Cannabinoid-induced antinociception is mediated by a spinal alpha 2-noradrenergic mechanism.

The present study examined whether descending noradrenergic and serotonergic systems mediate the antinociceptive effect of the prototypical cannabinoid, delta-9-tetrahydrocannabinol (delta 9-THC). Rats were administered vehicle or delta 9-THC (10 mg/kg, i.v.) and subsequently given an intrathecal (i.t.) injection of either the alpha 2-noradrenergic antagonist yohimbine, or the non-specific serotonin (5-HT) antagonist, methysergide, through chronically implanted spinal catheters. Whereas yohimbine significantly reversed the cannabinoid-induced elevation of tail-flick latencies, methysergide had no effect. To examine whether yohimbine was indeed blocking the antinociceptive effects of delta 9-THC through a spinal mechanism, it was administered i.t. at either the lumbar or the upper thoracic level of the spinal cord.
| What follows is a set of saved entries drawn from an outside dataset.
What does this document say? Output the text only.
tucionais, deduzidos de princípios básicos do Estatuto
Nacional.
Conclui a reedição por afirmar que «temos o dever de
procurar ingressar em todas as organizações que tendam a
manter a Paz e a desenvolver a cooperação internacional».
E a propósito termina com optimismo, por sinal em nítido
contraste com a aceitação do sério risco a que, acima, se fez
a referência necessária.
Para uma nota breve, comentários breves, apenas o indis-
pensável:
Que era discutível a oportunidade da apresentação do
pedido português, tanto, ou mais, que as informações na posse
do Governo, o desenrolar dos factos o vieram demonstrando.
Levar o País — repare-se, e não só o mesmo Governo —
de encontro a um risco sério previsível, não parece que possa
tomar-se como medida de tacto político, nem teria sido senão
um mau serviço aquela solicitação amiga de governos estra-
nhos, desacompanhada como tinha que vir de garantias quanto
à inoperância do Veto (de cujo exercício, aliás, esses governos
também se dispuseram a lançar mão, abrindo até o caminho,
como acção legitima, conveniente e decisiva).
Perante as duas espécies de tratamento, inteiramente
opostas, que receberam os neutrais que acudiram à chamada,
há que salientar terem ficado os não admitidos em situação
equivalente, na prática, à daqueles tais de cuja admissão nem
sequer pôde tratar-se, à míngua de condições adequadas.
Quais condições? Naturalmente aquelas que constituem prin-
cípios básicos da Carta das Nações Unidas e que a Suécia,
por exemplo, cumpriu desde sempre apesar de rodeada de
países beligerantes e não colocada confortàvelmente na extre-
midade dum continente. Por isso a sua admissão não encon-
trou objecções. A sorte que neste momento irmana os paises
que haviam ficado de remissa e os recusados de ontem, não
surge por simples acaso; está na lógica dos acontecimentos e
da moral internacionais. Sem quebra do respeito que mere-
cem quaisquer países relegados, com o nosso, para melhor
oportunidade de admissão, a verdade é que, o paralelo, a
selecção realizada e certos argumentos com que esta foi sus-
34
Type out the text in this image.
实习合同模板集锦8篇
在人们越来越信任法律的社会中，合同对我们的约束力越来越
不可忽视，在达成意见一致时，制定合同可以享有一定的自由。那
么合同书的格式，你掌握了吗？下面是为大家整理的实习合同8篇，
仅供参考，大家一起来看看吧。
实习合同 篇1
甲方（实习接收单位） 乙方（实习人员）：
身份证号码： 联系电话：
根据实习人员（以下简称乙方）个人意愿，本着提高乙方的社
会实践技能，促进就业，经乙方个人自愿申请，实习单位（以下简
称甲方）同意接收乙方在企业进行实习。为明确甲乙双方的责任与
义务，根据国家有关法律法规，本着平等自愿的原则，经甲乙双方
Antinociception was significantly reduced when yohimbine was administered in the lumbar region; however, administration in the upper thoracic region failed to have an effect. In addition, the effect of i.t. administered yohimbine and methysergide was assessed on two other indices sensitive to cannabinoids, hypothermia and ring immobility. As previously reported, i.v. administration of delta 9-THC led to hypothermia as well as immobility in the ring test which were not blocked by i.t. administration of either monoamine antagonist. To the contrary, methysergide potentiated the hypothermic effect of delta 9-THC. These findings indicate that cannabinoids activate descending noradrenergic neurons resulting in antinociception via the stimulation of spinal alpha 2-adrenoceptors.